L'enquête indépendante de Triangle sur la préparation à la cyber-reprise a révélé que les pannes d'activité prolongées constituent un risque majeur pour les organisations.

Selon une nouvelle étude basée sur l'enquête indépendante Cyber ​​​​Recovery Readiness de Triangle Technology Services, les organisations sont confrontées à des défis importants pour se préparer et se remettre des cyberattaques.

L'entreprise a interrogé 130 décideurs informatiques et de sécurité pour déterminer dans quelle mesure les entreprises sont prêtes à faire face à une cybermenace, mais également comment elles pourraient gérer les conséquences.

Il a été constaté que les interruptions d’activité prolongées constituent un facteur de risque majeur pour les organisations, d’autant plus que l’IA de pointe accélère les cybermenaces.

Parmi les participants, 64 % des entreprises ne disposaient pas d’une solution clé pour remédier aux risques, 62 % ont confirmé que leur organisation disposait de sauvegardes isolées, mais seulement 36 % ont pu valider l’intégrité de ces données en cas de besoin.

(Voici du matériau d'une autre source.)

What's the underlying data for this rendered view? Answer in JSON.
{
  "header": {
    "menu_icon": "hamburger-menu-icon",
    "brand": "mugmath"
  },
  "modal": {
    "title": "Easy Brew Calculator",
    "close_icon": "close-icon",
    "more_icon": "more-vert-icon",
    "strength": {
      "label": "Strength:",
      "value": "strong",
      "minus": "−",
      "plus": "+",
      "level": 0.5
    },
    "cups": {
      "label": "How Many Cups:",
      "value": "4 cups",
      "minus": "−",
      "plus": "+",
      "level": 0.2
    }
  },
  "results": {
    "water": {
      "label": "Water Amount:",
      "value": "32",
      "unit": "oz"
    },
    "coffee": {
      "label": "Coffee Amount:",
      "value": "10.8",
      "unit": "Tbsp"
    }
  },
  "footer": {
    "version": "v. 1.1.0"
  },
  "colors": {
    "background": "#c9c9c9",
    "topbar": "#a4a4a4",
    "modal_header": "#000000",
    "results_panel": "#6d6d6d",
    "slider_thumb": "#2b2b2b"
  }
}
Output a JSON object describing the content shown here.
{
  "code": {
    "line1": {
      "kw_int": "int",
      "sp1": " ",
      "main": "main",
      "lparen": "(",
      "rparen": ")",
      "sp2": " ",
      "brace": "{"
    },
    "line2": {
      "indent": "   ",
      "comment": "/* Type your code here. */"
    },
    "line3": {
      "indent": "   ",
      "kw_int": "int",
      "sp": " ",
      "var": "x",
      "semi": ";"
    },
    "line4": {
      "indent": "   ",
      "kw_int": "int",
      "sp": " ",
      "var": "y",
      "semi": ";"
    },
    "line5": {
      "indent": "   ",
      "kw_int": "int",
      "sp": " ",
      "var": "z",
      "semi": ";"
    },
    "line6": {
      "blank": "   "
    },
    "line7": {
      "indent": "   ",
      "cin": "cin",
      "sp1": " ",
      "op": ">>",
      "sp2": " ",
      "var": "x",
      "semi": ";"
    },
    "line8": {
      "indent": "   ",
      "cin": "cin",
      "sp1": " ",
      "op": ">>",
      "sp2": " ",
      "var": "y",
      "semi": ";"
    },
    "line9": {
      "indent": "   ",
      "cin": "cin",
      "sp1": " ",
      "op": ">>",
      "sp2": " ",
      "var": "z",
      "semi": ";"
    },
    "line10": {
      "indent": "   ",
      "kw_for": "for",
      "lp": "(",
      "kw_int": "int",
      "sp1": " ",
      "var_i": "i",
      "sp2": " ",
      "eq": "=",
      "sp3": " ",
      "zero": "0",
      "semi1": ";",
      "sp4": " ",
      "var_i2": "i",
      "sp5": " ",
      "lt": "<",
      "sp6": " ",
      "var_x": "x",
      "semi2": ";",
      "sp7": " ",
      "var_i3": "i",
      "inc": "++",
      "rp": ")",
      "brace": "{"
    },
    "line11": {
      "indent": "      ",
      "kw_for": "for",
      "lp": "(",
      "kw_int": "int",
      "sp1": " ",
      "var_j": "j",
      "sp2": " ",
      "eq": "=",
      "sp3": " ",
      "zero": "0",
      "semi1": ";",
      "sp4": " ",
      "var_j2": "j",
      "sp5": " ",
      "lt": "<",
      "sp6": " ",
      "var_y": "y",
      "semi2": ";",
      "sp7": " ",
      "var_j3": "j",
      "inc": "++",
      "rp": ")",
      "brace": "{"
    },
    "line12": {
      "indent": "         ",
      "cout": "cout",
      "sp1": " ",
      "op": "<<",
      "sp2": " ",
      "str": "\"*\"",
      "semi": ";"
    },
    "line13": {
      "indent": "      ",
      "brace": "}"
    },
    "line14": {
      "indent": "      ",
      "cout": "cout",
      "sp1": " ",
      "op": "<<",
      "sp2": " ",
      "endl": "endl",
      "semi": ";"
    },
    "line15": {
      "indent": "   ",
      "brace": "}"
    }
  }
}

Commentant les résultats du rapport, Michelle Harris, directrice de la cyber-récupération chez Triangle, a déclaré : « De nombreuses organisations investissent massivement dans l'IA pour prévenir les cyberattaques, mais beaucoup moins testent régulièrement leur capacité à se remettre d'une violation.

« La préparation à la reprise est désormais un problème commercial crucial, et cette enquête fournit des informations précieuses sur le degré de préparation réelle des organisations en cas de perturbation. »

Principales conclusions

Des résultats supplémentaires ont indiqué que, parmi les organisations participantes, 51 % disposent d'un environnement de récupération propre et 62 % disposent d'une équipe de récupération dédiée et coordonnée. Près de la moitié des entreprises ont testé ou répété leur redressement au cours de la dernière année.

« Même si la prise de conscience des menaces est réelle et croissante, elle ne s'est pas encore traduite par le type d'action approprié », a déclaré Harris.

« Le National Cyber ​​Security Centre en Grande-Bretagne a changé son orientation de la prévention vers la récupération. Ils disent que les organisations devraient partir du principe qu'un événement se produira. Cela n'a pas été transmis à beaucoup d'organisations, où elles se concentrent toujours sur la prévention, ce qu'elles doivent encore faire, bien sûr. »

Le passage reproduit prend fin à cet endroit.